13. In coming to the conclusion it did, the trial court did address itself to what publication qualify as defamatory and correctly held that it is not the assessment of the offended party not courts but the audience the publication is made to. The concerned words must be shown to have had the effect of injuring the reputation of the subject in the eyes and estimation of the right thinking members of the society. It is not enough that the subject of the publication considers herself insulted or abused.
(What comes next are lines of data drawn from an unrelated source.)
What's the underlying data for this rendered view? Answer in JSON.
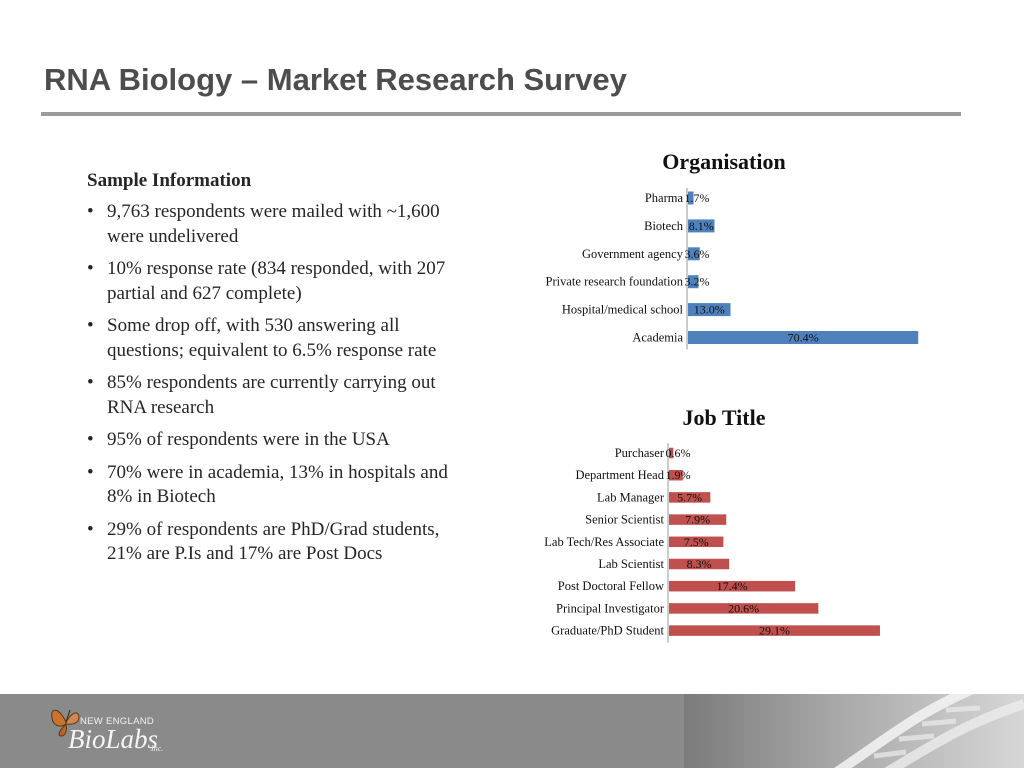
{
  "slide": {
    "title": "RNA Biology – Market Research Survey"
  },
  "sample_info": {
    "heading": "Sample Information",
    "bullet_char": "•",
    "bullets": [
      "9,763 respondents were mailed with ~1,600 were undelivered",
      "10% response rate (834 responded, with 207 partial and 627 complete)",
      "Some drop off, with 530 answering all questions; equivalent to 6.5% response rate",
      "85% respondents are currently carrying out RNA research",
      "95% of respondents were in the USA",
      "70% were in academia, 13% in hospitals and 8% in Biotech",
      "29% of respondents are PhD/Grad students, 21% are P.Is and 17% are Post Docs"
    ]
  },
  "footer": {
    "logo_line1": "NEW ENGLAND",
    "logo_line2": "BioLabs",
    "logo_suffix": "Inc."
  },
  "chart_data": [
    {
      "type": "bar",
      "orientation": "horizontal",
      "title": "Organisation",
      "color": "#4f81bd",
      "categories": [
        "Pharma",
        "Biotech",
        "Government agency",
        "Private research foundation",
        "Hospital/medical school",
        "Academia"
      ],
      "values": [
        1.7,
        8.1,
        3.6,
        3.2,
        13.0,
        70.4
      ],
      "labels": [
        "1.7%",
        "8.1%",
        "3.6%",
        "3.2%",
        "13.0%",
        "70.4%"
      ],
      "unit": "%"
    },
    {
      "type": "bar",
      "orientation": "horizontal",
      "title": "Job Title",
      "color": "#c0504d",
      "categories": [
        "Purchaser",
        "Department Head",
        "Lab Manager",
        "Senior Scientist",
        "Lab Tech/Res Associate",
        "Lab Scientist",
        "Post Doctoral Fellow",
        "Principal Investigator",
        "Graduate/PhD Student"
      ],
      "values": [
        0.6,
        1.9,
        5.7,
        7.9,
        7.5,
        8.3,
        17.4,
        20.6,
        29.1
      ],
      "labels": [
        "0.6%",
        "1.9%",
        "5.7%",
        "7.9%",
        "7.5%",
        "8.3%",
        "17.4%",
        "20.6%",
        "29.1%"
      ],
      "unit": "%"
    }
  ]
}
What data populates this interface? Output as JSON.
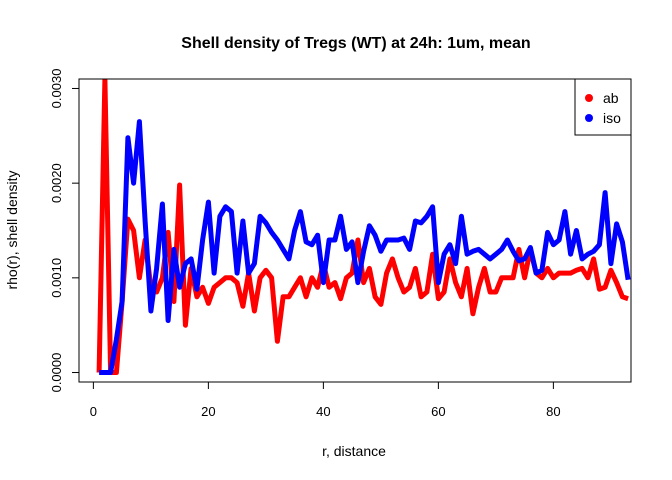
{
  "chart_data": {
    "type": "line",
    "title": "Shell density of Tregs (WT) at 24h: 1um, mean",
    "xlabel": "r, distance",
    "ylabel": "rho(r), shell density",
    "xlim": [
      -2.5,
      93.5
    ],
    "ylim": [
      -0.0001,
      0.0031
    ],
    "x_ticks": [
      0,
      20,
      40,
      60,
      80
    ],
    "y_ticks": [
      0.0,
      0.001,
      0.002,
      0.003
    ],
    "y_tick_labels": [
      "0.0000",
      "0.0010",
      "0.0020",
      "0.0030"
    ],
    "legend_position": "top-right",
    "grid": false,
    "series": [
      {
        "name": "ab",
        "color": "#ff0000",
        "x": [
          1,
          2,
          3,
          4,
          5,
          6,
          7,
          8,
          9,
          10,
          11,
          12,
          13,
          14,
          15,
          16,
          17,
          18,
          19,
          20,
          21,
          22,
          23,
          24,
          25,
          26,
          27,
          28,
          29,
          30,
          31,
          32,
          33,
          34,
          35,
          36,
          37,
          38,
          39,
          40,
          41,
          42,
          43,
          44,
          45,
          46,
          47,
          48,
          49,
          50,
          51,
          52,
          53,
          54,
          55,
          56,
          57,
          58,
          59,
          60,
          61,
          62,
          63,
          64,
          65,
          66,
          67,
          68,
          69,
          70,
          71,
          72,
          73,
          74,
          75,
          76,
          77,
          78,
          79,
          80,
          81,
          82,
          83,
          84,
          85,
          86,
          87,
          88,
          89,
          90,
          91,
          92,
          93
        ],
        "values": [
          0,
          0.0031,
          0,
          0,
          0.00075,
          0.00162,
          0.0015,
          0.001,
          0.0014,
          0.0009,
          0.00085,
          0.001,
          0.00148,
          0.00075,
          0.00198,
          0.0005,
          0.0011,
          0.0008,
          0.0009,
          0.00073,
          0.0009,
          0.00095,
          0.001,
          0.001,
          0.00095,
          0.0007,
          0.00105,
          0.00065,
          0.001,
          0.00108,
          0.001,
          0.00033,
          0.0008,
          0.0008,
          0.0009,
          0.001,
          0.0008,
          0.001,
          0.0009,
          0.00115,
          0.0009,
          0.00095,
          0.00078,
          0.001,
          0.00105,
          0.0014,
          0.00095,
          0.0011,
          0.0008,
          0.00072,
          0.00105,
          0.0012,
          0.001,
          0.00085,
          0.0009,
          0.0011,
          0.0008,
          0.00085,
          0.00125,
          0.00078,
          0.00085,
          0.0012,
          0.00095,
          0.0008,
          0.0011,
          0.00062,
          0.0009,
          0.0011,
          0.00085,
          0.00085,
          0.001,
          0.001,
          0.001,
          0.0013,
          0.001,
          0.0013,
          0.00105,
          0.001,
          0.0011,
          0.001,
          0.00105,
          0.00105,
          0.00105,
          0.00108,
          0.0011,
          0.001,
          0.0012,
          0.00088,
          0.0009,
          0.00108,
          0.00095,
          0.0008,
          0.00078
        ]
      },
      {
        "name": "iso",
        "color": "#0000ff",
        "x": [
          1,
          2,
          3,
          4,
          5,
          6,
          7,
          8,
          9,
          10,
          11,
          12,
          13,
          14,
          15,
          16,
          17,
          18,
          19,
          20,
          21,
          22,
          23,
          24,
          25,
          26,
          27,
          28,
          29,
          30,
          31,
          32,
          33,
          34,
          35,
          36,
          37,
          38,
          39,
          40,
          41,
          42,
          43,
          44,
          45,
          46,
          47,
          48,
          49,
          50,
          51,
          52,
          53,
          54,
          55,
          56,
          57,
          58,
          59,
          60,
          61,
          62,
          63,
          64,
          65,
          66,
          67,
          68,
          69,
          70,
          71,
          72,
          73,
          74,
          75,
          76,
          77,
          78,
          79,
          80,
          81,
          82,
          83,
          84,
          85,
          86,
          87,
          88,
          89,
          90,
          91,
          92,
          93
        ],
        "values": [
          0,
          0,
          0,
          0.00035,
          0.00075,
          0.00248,
          0.002,
          0.00265,
          0.0016,
          0.00065,
          0.0011,
          0.00178,
          0.00055,
          0.0013,
          0.0009,
          0.00115,
          0.0012,
          0.00088,
          0.0014,
          0.0018,
          0.00105,
          0.00165,
          0.00175,
          0.0017,
          0.00105,
          0.0016,
          0.00105,
          0.00115,
          0.00165,
          0.00158,
          0.00148,
          0.0014,
          0.0013,
          0.0012,
          0.0015,
          0.0017,
          0.00138,
          0.00135,
          0.00145,
          0.00095,
          0.0014,
          0.0014,
          0.00165,
          0.0013,
          0.00138,
          0.00095,
          0.00128,
          0.00155,
          0.00145,
          0.00128,
          0.0014,
          0.0014,
          0.0014,
          0.00142,
          0.0013,
          0.0016,
          0.00158,
          0.00165,
          0.00175,
          0.00095,
          0.00125,
          0.00135,
          0.00115,
          0.00165,
          0.00125,
          0.00128,
          0.0013,
          0.00125,
          0.0012,
          0.00125,
          0.0013,
          0.0014,
          0.00128,
          0.00118,
          0.0012,
          0.00132,
          0.00105,
          0.00108,
          0.00148,
          0.00135,
          0.0014,
          0.0017,
          0.00125,
          0.0015,
          0.0012,
          0.00125,
          0.00128,
          0.00135,
          0.0019,
          0.00115,
          0.00157,
          0.00138,
          0.00098
        ]
      }
    ]
  }
}
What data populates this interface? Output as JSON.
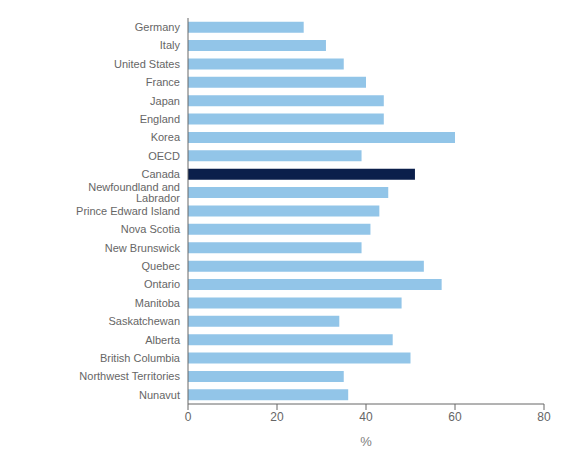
{
  "chart_data": {
    "type": "bar",
    "orientation": "horizontal",
    "categories": [
      "Nunavut",
      "Northwest Territories",
      "British Columbia",
      "Alberta",
      "Saskatchewan",
      "Manitoba",
      "Ontario",
      "Quebec",
      "New Brunswick",
      "Nova Scotia",
      "Prince Edward Island",
      "Newfoundland and Labrador",
      "Canada",
      "OECD",
      "Korea",
      "England",
      "Japan",
      "France",
      "United States",
      "Italy",
      "Germany"
    ],
    "values": [
      36,
      35,
      50,
      46,
      34,
      48,
      57,
      53,
      39,
      41,
      43,
      45,
      51,
      39,
      60,
      44,
      44,
      40,
      35,
      31,
      26
    ],
    "colors": [
      "#92C5E8",
      "#92C5E8",
      "#92C5E8",
      "#92C5E8",
      "#92C5E8",
      "#92C5E8",
      "#92C5E8",
      "#92C5E8",
      "#92C5E8",
      "#92C5E8",
      "#92C5E8",
      "#92C5E8",
      "#0B1F4B",
      "#92C5E8",
      "#92C5E8",
      "#92C5E8",
      "#92C5E8",
      "#92C5E8",
      "#92C5E8",
      "#92C5E8",
      "#92C5E8"
    ],
    "xlabel": "%",
    "xlim": [
      0,
      80
    ],
    "xticks": [
      0,
      20,
      40,
      60,
      80
    ],
    "grid": false
  }
}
14. Accordingly for a claimant to succeed in a claim for defamation, he must prove that the statement referred to him and not any other person, that the statement was published and was not accurate but false and that it was defamatory in that it was viewed by the audience to injure the plaintiff in his character and standing in society by reducing the esteem and repute with which reasonable members of the society held him1. 1Selina Patani v Dhiranji Patani [2019] eKLR
15. Here the only evidence was by the appellant with no attempt being made to call another person who could have read the publication to establish that his estimation of the appeal was lowered on account of the publication grounded, libel and that which attributes a criminal offence punishable by indictment is achievable per see, the law still is that parties and the court must be bound by the pleadings filed. The party is bound never to depart and give evidence in a matter not pleaded while the court is bound to consider only what has been pleaded unless a matter not pleaded is dealt with in a manner to show that parties did place it before the court and left same for court’s determination.
16. Here the plaint as filed did not plead that the matter was achievable per see. In fact not even particulars of the defamation nor was the meaning a reasonable person would assign to the words were set out.
17. More fundamentally, the appellant failed in his onus to prove that the publication was indeed by the respondent and that the subject was him and nobody else.
18. In effect, I find no justification having reevaluated and reexamined the record in full, to interfere with the conclusions made by the trial court.
19. The upshot is that the appeal lacks merits and is thus dismissed with costs.
DATED, SIGNED AND DELIVERED IN OPEN COURT AT KAKAMEGA THIS 20TH DAY OF JUNE 2022. PATRICK JO OTIENOJUDGEIn the presence of:No appearance for the appellant.No appearance for the respondent.Court assistant: Kulubi.